A search of GenBank for common sequences rapidly identifies the genetic information needed to construct NeuGene oligos. AVI scientists look for a good consensus of gene sequences to minimize the chance of an escape mutant in the environment. “Homology usually means conserved function, and that region should have the translation start site,” Dr. Iversen explains. AVI adds high-energy binding agents to maximize the binding of NeuGene oligos to target mRNAs.
Clinical Successes
The successful treatment of penguins led to AVI-4020, a treatment for West Nile virus in humans. Twelve patients have been treated, and the early reports indicate that the drug is effective against the neuroinvasive disease.
Farthest along in AVI’s pipeline is Resten-NG®, which targets c-myc, a key regulatory gene involved in cardiovascular restenosis. This narrowing of the coronary arteries plagues balloon angioplasty patients. Resten-NG reduced the restenosis rate by 75% in a recent Phase II trial, in which the drug was injected directly into the coronary artery through a catheter at the time of stent replacement. AVI is now exploring ways to deliver Resten-NG through special stents with Cook Group.

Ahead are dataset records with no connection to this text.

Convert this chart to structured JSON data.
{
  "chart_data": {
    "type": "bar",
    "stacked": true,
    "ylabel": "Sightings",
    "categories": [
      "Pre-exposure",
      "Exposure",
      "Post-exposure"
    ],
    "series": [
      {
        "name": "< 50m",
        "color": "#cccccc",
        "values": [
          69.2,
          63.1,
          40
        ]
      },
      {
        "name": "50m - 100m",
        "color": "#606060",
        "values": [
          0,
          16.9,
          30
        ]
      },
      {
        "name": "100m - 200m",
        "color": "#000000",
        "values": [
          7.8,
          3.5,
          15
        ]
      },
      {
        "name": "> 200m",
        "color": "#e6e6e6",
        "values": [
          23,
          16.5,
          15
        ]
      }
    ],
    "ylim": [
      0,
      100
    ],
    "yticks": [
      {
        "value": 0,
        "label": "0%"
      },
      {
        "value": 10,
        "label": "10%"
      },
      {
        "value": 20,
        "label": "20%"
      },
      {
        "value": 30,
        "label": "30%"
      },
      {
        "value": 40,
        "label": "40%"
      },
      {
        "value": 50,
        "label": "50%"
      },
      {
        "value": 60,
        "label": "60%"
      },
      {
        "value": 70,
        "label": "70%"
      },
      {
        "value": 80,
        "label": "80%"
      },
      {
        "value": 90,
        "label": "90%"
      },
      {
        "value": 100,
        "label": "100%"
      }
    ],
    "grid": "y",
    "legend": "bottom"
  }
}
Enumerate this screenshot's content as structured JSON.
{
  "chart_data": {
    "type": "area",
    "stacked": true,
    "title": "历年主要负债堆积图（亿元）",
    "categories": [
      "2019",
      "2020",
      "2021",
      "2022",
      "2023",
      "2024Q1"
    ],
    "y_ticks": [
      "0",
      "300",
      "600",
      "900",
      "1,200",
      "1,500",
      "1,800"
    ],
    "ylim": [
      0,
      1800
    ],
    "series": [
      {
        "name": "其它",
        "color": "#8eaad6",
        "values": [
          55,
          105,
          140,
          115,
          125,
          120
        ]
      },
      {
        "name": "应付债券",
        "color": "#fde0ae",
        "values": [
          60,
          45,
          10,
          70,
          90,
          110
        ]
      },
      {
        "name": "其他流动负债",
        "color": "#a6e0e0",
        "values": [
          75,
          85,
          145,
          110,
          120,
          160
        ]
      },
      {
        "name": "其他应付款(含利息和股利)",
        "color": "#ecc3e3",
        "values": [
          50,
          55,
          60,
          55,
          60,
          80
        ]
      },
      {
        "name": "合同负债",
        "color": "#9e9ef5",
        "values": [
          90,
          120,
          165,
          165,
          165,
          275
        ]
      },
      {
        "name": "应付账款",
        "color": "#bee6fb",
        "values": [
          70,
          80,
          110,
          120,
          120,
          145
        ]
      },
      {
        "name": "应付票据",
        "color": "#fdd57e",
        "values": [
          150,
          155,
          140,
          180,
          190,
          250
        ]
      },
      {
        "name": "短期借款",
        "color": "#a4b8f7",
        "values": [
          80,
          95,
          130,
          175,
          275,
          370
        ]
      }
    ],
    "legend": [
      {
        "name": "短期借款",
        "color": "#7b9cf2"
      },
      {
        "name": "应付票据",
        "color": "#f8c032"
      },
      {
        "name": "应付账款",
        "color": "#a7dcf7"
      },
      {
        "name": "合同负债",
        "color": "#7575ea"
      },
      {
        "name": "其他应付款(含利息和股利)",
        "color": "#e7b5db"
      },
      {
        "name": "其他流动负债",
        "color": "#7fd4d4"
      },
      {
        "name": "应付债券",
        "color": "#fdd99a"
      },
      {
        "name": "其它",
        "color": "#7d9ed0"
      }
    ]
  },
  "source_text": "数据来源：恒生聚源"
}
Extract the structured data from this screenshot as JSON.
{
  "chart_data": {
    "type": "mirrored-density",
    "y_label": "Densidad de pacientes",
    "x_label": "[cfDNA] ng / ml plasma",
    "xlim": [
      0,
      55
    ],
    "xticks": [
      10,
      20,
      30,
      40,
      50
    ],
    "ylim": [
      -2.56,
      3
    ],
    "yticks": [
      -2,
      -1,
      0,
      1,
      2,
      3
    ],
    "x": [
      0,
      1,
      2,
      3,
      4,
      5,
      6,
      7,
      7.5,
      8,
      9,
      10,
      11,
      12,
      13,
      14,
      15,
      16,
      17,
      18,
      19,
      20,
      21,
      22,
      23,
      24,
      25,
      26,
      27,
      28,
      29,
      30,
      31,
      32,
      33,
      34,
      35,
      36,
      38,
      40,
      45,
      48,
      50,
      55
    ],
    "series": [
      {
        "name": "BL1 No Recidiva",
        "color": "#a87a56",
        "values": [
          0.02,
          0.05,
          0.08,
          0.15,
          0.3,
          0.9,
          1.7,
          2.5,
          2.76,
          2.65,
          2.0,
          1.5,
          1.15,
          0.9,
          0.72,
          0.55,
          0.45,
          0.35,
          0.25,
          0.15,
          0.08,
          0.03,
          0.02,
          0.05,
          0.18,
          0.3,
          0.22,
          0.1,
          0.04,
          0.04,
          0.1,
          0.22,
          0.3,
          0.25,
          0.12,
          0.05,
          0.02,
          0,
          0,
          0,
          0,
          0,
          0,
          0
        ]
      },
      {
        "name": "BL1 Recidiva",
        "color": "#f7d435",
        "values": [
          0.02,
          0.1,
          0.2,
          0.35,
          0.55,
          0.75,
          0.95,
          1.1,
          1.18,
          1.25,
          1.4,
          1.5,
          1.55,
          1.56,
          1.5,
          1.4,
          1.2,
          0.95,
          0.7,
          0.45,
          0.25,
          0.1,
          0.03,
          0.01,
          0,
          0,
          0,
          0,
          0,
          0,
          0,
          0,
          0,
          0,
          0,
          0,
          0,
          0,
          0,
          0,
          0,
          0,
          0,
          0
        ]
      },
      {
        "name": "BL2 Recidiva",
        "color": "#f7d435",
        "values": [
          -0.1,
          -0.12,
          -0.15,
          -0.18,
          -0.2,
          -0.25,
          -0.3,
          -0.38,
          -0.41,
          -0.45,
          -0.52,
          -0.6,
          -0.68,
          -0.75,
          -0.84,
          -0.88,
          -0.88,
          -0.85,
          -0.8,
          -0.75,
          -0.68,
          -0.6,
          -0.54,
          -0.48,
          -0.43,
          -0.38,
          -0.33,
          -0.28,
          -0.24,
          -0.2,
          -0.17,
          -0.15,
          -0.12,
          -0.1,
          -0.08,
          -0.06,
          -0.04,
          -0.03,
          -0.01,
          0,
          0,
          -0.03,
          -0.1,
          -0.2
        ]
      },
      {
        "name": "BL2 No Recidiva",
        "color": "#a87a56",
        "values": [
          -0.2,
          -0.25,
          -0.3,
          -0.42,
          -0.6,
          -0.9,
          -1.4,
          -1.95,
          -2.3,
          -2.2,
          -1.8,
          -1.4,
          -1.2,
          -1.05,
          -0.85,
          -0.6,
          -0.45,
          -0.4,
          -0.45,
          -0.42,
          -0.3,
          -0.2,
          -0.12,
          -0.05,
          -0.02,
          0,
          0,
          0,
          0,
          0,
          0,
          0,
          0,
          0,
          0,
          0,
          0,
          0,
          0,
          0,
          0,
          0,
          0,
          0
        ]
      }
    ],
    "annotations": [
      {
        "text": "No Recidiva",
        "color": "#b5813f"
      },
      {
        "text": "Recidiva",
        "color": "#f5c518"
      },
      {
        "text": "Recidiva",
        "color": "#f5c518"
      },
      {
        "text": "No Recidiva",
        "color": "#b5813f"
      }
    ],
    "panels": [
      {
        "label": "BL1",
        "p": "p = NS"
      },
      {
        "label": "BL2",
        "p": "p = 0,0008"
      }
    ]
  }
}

AVI is also working on AVI-4557, which targets cytochrome P450 enzymes involved in the metabolism of many common drugs. By changing the metabolism of a variety of marketed and experimental medications, AVI-4557 makes them last longer.
“We convert the phenotype of a rapid drug metabolizer to a slow drug metabolizer with AVI-4557,” says Dr. Iversen. When combined with AVI-4557, drugs that must be taken every few hours may be converted to once-daily or once-weekly dosing regimens.
Additional disease targets may open up with the recent discovery that NeuGene oligos cross the blood-brain barrier in healthy volunteers. “These molecules have molecular weights of 7,000 grams per mole,” says Dr. Iversen, “and the dogma is that only smaller molecules cross the blood-brain barrier.” This finding means that antisense drugs may have the potential to treat Alzheimer’s, schizophrenia, pain, or epilepsy.
In a stretch of the definition of antisense, AVI created ESPRIT (exon-skipping pre-RNA interference technology) to treat Duchenne Muscular Dystrophy (DMD). The gene dystrophin contains 79 exons, and a mutation in exon 51 causes one form of DMD. ESPRIT covers the defective exon with an antisense oligomer, generating a functional dystrophin protein that is missing the information in exon 51.
The slightly altered dystrophin mimics Becker’s muscular dystrophy, “a less severe version of muscular dystrophy with a higher quality of life than Duchenne’s,” says Dr. Iversen. In Becker’s muscular dystrophy, muscle weakness and other symptoms are milder and do not affect patients until middle-age, compared to striking in puberty in DMD. A proof-of-principle trial in young boys with DMD will take place in London this year.
Other NeuGene treatments are in the pipeline for hepatitis C, influenza A, polycystic kidney disease, and other genetic disorders. On the horizon are oral formulations of NeuGene therapies. “We’ve shown high oral bioavailablity in animals,” says Dr. Iversen, “but we still need to improve the formulations.”